Kichan was thinking of something else then. As he lay sleepless on the bed in the room where the temperature was guarded so carefully by the servants, he would remember the old coir cot on the veranda of Manikkan’s house. He had never had difficulty in sleeping when he lay on that creaking cot watching the sky and feeling the fresh breeze.
‘Still, without a word to me…’ Kunkamma was very upset.
He shrugged as though to say it wasn’t a great thing.
She had thought that it was to be a weekend place for him to go to when he felt the need. When he tried to hint of going to stay there permanently, she was devastated, ‘Mama, why do you…like this…did I do anything wrong?’ Her voice cracked.
When he tried to reassure her that this was not because of anything she had done and had been the fulfilment of an old dream of his, she started crying.
It was the first time he had seen Kunkamma so upset. He did not know how to console her.
‘Mama, you are like God to me…’ She was repeating those old words mindlessly.
He felt like asking her whether a little distance wasn’t a good thing, but didn’t say it. Her face was showing the difficulty of swallowing her own words.
She was begging him now.
‘But I’m not going anywhere, child. I’ll be here all the time,’ he was trying to reassure her, but it looked as though she did not believe him. However strong they seemed, women were women at such times, he thought to himself.
When he was about to pick up his suitcase, she caught him by the hand, ‘Don’t do it, Mama.’ She begged him in a broken voice.
He was frozen for a moment. Finally, he detached her hand gently from his arm and said, ‘I’ll stay four days here and three days there. So this place gets the priority.’
She did not say anything further but went out with her head bent. It was the first time since she could remember that her eyes were burning like this. It was also the first time that she had begged someone for something. She had always been the victor. Now, her mama, who had been her support, who had been the sole link with the past life, had put boundaries on their relationship. Four and three. Though he did not say anything, he had been hurt at some point.

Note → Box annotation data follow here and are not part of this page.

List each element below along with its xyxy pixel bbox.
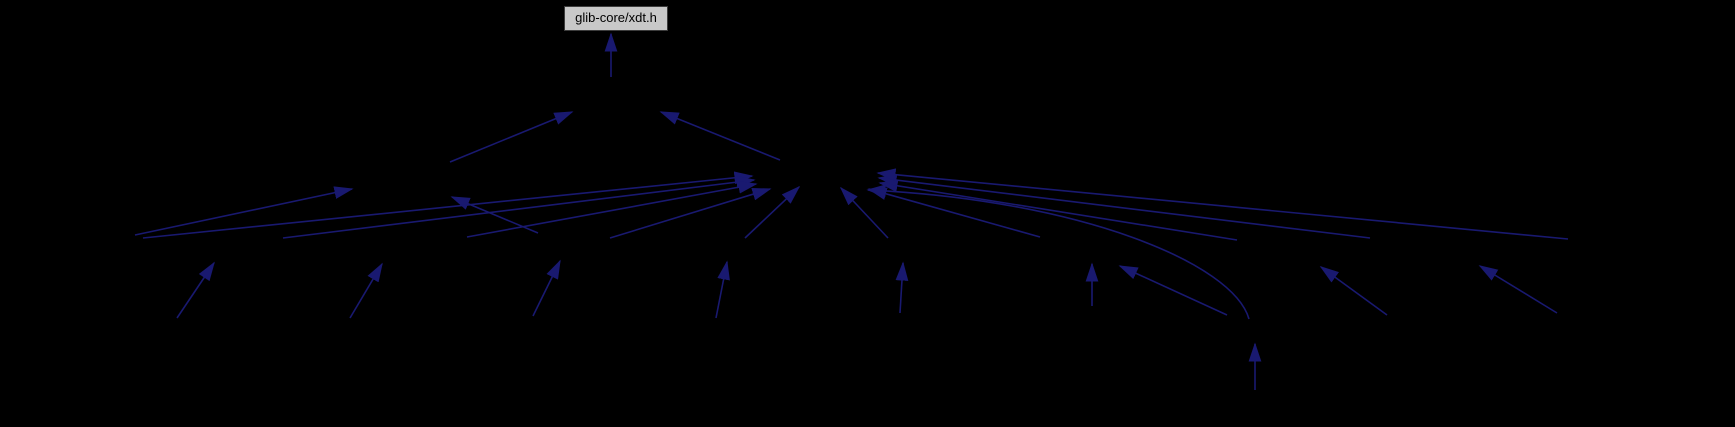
dependency-edge bbox=[349, 262, 383, 319]
dependency-edge bbox=[142, 171, 754, 239]
dependency-edge bbox=[532, 259, 561, 317]
dependency-edge bbox=[466, 180, 758, 238]
dependency-edge bbox=[1478, 265, 1558, 314]
dependency-edge bbox=[744, 185, 801, 239]
dependency-edge bbox=[876, 168, 1569, 240]
dependency-edge bbox=[866, 184, 1250, 320]
dependency-edge bbox=[1319, 266, 1388, 316]
dependency-edge bbox=[282, 175, 756, 239]
dependency-edge bbox=[878, 179, 1238, 241]
dependency-edge bbox=[1118, 265, 1228, 316]
dependency-edge bbox=[867, 187, 1041, 238]
edge-group bbox=[134, 32, 1569, 390]
dependency-edge bbox=[134, 186, 354, 236]
dependency-edge bbox=[449, 111, 574, 163]
dependency-edge bbox=[609, 188, 772, 239]
dependency-edge bbox=[715, 260, 730, 319]
dependency-edge bbox=[659, 111, 781, 161]
dependency-edge bbox=[877, 173, 1371, 239]
dependency-edge bbox=[176, 261, 215, 319]
dependency-edge bbox=[895, 261, 909, 314]
dependency-edge bbox=[839, 186, 889, 239]
graph-node-root: glib-core/xdt.h bbox=[564, 6, 668, 31]
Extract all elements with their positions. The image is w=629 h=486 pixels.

Otherwise, he would not take such harsh decisions.
Where had she gone wrong? Perhaps it was just the difference in the viewpoints of generations…
r /> She got into the car without saying anything further.
Kichan felt as though he was entering a familiar world when he jumped over the bamboo stick placed as a gate. He had instructed them when they were building the house that he did not want a gate, but a picket gate made of bamboo sticks. He wished to see if he could jump over it even at this age.
He had thought of building it the old way, with a cow-dung floor and a thatched roof. But the workmen had told him that it was not a good idea.
‘Do you want to do it that way, sir? The frond thatch that you get these days is not good and will leak in the rains. Even the cow dung is not of good quality.’
Their faces showed the disgust they felt at the thought of touching cow dung. They would not understand if he spoke of a childhood spent among heaps of cow dung.
It was past noon, but the yard was still full of sunlight. He stood there in the sun for a while with his eyes shut. Though sweat poured over him, inside he felt cool moonlight.
He was covered with sweat when he stepped on to the veranda. It had been a long time since he had sweated like this. Corporate mores did not allow those at the top of the ladder to sweat at all. Whether they were in the office or at home, there were strict limits to the heat they were allowed to be exposed to. Though he had wanted to oppose this compulsory cooling, he had realised that a lone voice raised against it would only earn him contempt and laughter.
He placed his right foot and entered the house, and it was as though a familiarity of many births awaited him—the damp in the hot air, the smell of sweat, of dust.
As he started to put away his sparse belongings, he heard some sound from somewhere. A voice that was familiar once and had been forgotten.
Kichan looked carefully. Was it from the kitchen or the bedroom?
He opened the backdoor and stepped on to the back veranda. The same voice came again. He could hear clearly this time.